原微竟已施法完畢,果然精疲力竭,正微微地喘息著去擦額上的汗,忽聽得景予呻吟,抬眼看時忙奔過來查看,猶自瞪我一眼,喝道:“葉菱,你還有人性麼?他”
眼前的原微師兄真是陌生。
不像往日那個動不動把師弟師妹們騙倒,然後一個人抱著肚子滾倒在地上得意大笑的風趣師兄,更不像那個會在師弟妹有麻煩時不動聲色挺身維護的寬仁師兄。
忽想起師父的評價,說原微冷硬,景予溫善。
如今的原微冷硬得沒有道理。
就因為我被識破是魔帝之女,二百年的師兄妹之情便可一筆勾銷,有任何動靜都不由分說地把過錯往我頭上扣麼?
原微已俯身抱起景予,正待查看景予動靜,但見金光閃動,景予蓄勢已久的十餘道法訣頃刻打在原微身上。
原微猝不及防,待回過神來,尚未及運功,景予竟又是一式崑崙之“聚霜”飛出,原微立時眉眼掛上冰霜,頃刻被一層厚厚的堅冰凍住,再也動彈不得。
我不覺吸了口氣。
“景予!”
急奔過去扶起景予時,景予卻猛將我手一甩,怒道:“你……還不走麼?”
卻連氣息都微弱了。
分明已耗盡僅餘的靈力,還不知能拖得原微幾時。
我定了定神,答道:“我帶你一起走。”
景予低頭瞧一眼自己的傷處,苦笑道:“我……我走不了……”
全力一擊之下,連原微注入的法訣也已護不了他,又開始汩汩滲出鮮血。
“走不了也得走。”我向他嫣然一笑,“難道你不想和我在一起多呆一陣嗎?”
他喉嚨滾動了下,慘白的臉上露出極溫柔的笑意,“想。”
我柔聲道:“那咱們走吧!”
揚手飛出秋水劍,我扶住他踏上去,捻起行雲訣,立時升空而去。
飄蕩二百年的怨魂收歸地府,滿天陰霾盡除,腳下臥龍村雖然破敗,卻見泉水清澈,芳糙茵茵,連樹木都已漸顯生機。
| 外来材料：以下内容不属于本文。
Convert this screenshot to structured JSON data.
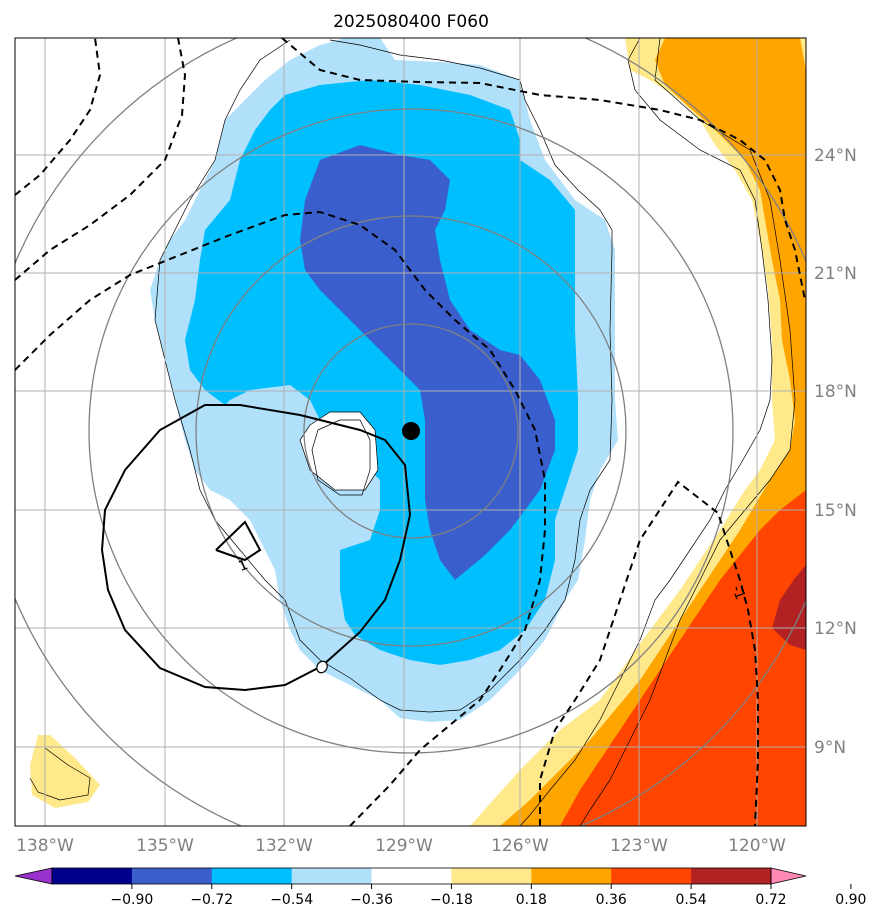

原微中了景予的“聚霜”,暫時被冰封住不能動彈,神智卻還清楚,幽暗的目光閃過我們時,說不清道不明的意味。
我明知景予便是全力一擊,也未必能拖住他多久,只能奮力往深山密林間奔逃而去。
“帶著我,你更難脫身。何況,菱角兒,我的時間不多了……”
景予倚在我身上,低低嘆息。他的黑眼睛靜靜地看著我,指尖微微顫動時,三團銀色光芒流溢而出,卻是原先被他抽走的伏矢、雀陰、非毒三魄。
魂魄歸位,我精神振了振,抬起眉眼沖他輕笑道:“我們在一起,多一刻,是一刻。”
“多一刻,是一刻……”
景予喃喃地重複著我的話,人已站不住,無力地跌坐於秋水劍上。
頭頂碧空如洗,白雲皎潔,腳下青山嫵媚,素色山嵐悠然在峽谷煙樹間跌盪,一隻兩隻的黑鷹平展著翅膀在嵐靄間翩然穿過,時隱時現。
他低聲嘆道:“菱角兒,我不在時,你也要好好的……如果不願回魔帝身邊,也不要讓人帶你回崑崙……若你不來找我也沒關係,只要你好好的,等我回來找你。”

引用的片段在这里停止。